Мы, читатели, не стали бы – просто права не имели бы! – интересоваться легендарным Стивенсоном, если бы это была только личная жизнь писателя. Но это не личная жизнь, а нечто особое, это легенда, сознательно созданная, полноправный том в собрании сочинений, выпущенный ради того, чтобы охотнее читались и другие тома. Словом, не жизнь это, а литературный прием, хотя и побочный, и он подлежит критике литературной.
Именно в тот момент, когда книга у него не получалась, Стивенсон нарочито обращался к читателям: «Это я, Стивенсон! Веду романтическую жизнь. Объехал на шхуне тридцать островов и т. п.». Иначе нам и дела до него не было бы, если занимался бы он своим делом.
Вовсе без легенды и «творческого поведения» не обходится ни одна достойная творческая жизнь, – Стивенсон, как показывает история литература, был прав. Очевидно, все дело в пропорции, в соотношении между поведением органическим и творческим. Вот когда практический эксперимент слишком уж поглощает Писателя, когда «охота к перемене мест» и вообще постоянное придумывание себе «жизни» заполняет паузы в творчестве и само творчество становится дневником погони за ответом на вопрос «о чем писать?», – тогда в странной позиции оказывается читатель: вместо произведения предлагают ему «поведение»…
Такова еще одна проблема, раскрывшаяся со временем в судьбе Стивенсона, в легенде о нем. Но и этим вопрос с легендой не исчерпывается хотя бы потому, что жизнь Стивенсона на Самоа, сделавшаяся особенно легендарной, строилась по известному образцу. Нам, русским читателям, знать это интересно, потому что и тут было влияние, шедшее из России. Речь идет о Толстом.

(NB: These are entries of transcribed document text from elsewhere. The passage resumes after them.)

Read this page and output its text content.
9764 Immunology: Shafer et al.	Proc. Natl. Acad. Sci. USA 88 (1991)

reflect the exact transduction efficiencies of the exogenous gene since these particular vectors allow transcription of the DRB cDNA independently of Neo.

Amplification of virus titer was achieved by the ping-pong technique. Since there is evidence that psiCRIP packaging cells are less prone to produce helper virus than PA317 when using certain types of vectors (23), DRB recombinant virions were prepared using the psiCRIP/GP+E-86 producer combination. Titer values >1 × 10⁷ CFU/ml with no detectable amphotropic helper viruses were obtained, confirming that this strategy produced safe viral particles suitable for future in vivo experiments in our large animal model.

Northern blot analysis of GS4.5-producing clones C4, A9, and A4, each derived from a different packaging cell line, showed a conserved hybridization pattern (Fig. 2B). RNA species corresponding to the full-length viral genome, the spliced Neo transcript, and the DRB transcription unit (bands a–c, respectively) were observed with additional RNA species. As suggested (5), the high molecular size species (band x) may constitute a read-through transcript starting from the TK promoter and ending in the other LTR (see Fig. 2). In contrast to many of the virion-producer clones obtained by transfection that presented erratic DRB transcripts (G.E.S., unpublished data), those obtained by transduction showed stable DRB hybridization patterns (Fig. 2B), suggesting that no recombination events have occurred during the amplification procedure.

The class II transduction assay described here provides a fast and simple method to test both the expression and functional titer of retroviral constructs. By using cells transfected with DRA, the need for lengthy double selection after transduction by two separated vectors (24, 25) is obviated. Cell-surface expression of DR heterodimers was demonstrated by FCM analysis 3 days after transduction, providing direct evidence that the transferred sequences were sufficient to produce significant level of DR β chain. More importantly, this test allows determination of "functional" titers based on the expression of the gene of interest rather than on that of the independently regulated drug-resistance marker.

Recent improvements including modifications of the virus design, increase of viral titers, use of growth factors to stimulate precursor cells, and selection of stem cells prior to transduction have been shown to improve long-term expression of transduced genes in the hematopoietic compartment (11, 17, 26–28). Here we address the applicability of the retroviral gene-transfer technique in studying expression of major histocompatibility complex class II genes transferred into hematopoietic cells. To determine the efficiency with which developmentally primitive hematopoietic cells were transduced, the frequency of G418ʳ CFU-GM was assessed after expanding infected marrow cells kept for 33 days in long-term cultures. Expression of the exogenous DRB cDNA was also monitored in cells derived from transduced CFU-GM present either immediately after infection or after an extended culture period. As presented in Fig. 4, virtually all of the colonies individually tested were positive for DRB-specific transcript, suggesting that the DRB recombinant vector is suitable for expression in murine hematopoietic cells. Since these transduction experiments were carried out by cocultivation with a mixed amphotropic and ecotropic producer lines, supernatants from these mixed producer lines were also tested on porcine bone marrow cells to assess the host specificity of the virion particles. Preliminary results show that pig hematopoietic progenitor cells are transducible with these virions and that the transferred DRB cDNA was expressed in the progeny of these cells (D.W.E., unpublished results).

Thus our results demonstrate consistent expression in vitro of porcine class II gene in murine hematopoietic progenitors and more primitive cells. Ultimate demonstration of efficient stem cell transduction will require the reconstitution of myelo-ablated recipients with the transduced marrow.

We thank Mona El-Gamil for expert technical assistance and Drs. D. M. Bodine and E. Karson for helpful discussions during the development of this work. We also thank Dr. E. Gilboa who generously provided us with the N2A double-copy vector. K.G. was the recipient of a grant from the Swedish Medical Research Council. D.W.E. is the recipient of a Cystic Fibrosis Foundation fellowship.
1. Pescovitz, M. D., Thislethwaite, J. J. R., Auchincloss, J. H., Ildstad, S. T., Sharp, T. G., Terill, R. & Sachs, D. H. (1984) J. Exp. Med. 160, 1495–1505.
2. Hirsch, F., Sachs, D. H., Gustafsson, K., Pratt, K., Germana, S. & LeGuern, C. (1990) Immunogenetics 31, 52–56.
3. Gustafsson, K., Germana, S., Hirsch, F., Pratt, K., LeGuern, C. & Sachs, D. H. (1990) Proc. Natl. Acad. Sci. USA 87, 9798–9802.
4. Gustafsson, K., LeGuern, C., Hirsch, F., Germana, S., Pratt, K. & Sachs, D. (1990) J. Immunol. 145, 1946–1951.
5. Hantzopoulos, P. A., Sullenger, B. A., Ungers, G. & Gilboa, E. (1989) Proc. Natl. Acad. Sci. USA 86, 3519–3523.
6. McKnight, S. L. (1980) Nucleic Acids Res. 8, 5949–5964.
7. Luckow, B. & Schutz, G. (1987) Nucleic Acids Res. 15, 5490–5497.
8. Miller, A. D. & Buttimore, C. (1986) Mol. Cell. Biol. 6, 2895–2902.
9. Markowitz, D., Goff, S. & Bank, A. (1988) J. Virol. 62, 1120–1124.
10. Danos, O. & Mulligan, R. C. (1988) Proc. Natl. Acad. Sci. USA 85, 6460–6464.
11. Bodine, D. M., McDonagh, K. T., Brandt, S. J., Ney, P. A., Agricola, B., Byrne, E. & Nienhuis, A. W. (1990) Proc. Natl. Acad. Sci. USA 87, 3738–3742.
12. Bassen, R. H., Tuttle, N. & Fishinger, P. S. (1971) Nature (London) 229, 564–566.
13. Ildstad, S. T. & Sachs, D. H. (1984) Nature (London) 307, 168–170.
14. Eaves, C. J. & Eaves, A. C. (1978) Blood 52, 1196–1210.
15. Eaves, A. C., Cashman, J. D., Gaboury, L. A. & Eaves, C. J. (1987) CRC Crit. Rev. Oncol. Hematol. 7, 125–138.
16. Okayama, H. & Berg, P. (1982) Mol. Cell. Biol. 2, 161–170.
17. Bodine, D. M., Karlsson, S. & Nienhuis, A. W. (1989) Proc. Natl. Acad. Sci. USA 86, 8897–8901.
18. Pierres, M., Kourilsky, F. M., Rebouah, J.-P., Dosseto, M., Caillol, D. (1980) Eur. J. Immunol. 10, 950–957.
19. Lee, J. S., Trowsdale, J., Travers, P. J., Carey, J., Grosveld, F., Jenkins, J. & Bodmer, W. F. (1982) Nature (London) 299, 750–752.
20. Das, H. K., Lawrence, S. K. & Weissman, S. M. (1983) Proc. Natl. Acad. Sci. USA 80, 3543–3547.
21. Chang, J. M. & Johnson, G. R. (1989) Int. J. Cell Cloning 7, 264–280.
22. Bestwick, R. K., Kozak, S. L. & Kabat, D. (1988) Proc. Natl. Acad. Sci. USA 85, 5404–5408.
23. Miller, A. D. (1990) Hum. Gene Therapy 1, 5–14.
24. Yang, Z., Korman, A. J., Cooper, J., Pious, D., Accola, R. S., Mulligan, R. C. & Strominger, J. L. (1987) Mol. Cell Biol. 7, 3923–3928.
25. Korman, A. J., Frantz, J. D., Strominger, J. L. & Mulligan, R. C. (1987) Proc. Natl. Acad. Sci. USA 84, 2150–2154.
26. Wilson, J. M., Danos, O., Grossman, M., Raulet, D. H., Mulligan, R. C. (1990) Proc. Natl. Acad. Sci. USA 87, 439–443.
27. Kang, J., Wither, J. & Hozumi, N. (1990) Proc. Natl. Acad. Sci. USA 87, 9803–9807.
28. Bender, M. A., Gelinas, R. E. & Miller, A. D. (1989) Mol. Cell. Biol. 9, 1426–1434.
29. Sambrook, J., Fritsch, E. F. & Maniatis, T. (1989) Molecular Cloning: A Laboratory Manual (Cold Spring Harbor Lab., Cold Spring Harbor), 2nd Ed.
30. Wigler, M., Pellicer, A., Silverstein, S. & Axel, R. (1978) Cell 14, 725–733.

«Толстой, – свидетельствует очевидец, – помог Стивенсону сформулировать свои туманные и подчас путаные воззрения». Это – как и с Тургеневым, причем как и в случае с Тургеневым, знал Стивенсон больше о Толстом, чем Толстого. Ведь мировая слава Толстого, та, что вышла за пределы сравнительно узкого круга, началась с его проповеди, с толстовства. Конечно, идеи Толстого о сближении с природой, опрощении и пр. напоминали и «естественного человека» Руссо, и того же Робинзона, вернее – робинзонаду, созданную уже истолкователями знаменитой книги. Так что Стивенсон воспринял Толстого в хорошо ему знакомой традиции. И вот на Самоа он на свой лад толстовствовал, или, если употребить слово Толстого, «робинзонил». И участие в домашних и полевых работах, рубка леса, и сооружение Дороги любящих сердец, и безо всякого высокомерия отношение к местным жителям – все это следует приписать влиянию Толстого, хотя, разумеется, не только влиянию. И конечно, у Стивенсона, как и в самом толстовстве, было истинное подвижничество, человечность, но был и тот барин, что, отправляясь мужичку пособить, наказывал кофе себе принести на пашню; был гуманист, но был также «истасканный, истеричный хлюпик,…который, публично бия себя в грудь, говорит: «Я скверный, я гадкий, но я занимаюсь нравственным усовершенствованием…».[165 - Как это сказано Лениным о толстовстве; см.: В. И. Ленин, Поли. собр. соч., т. 17, стр. 209.]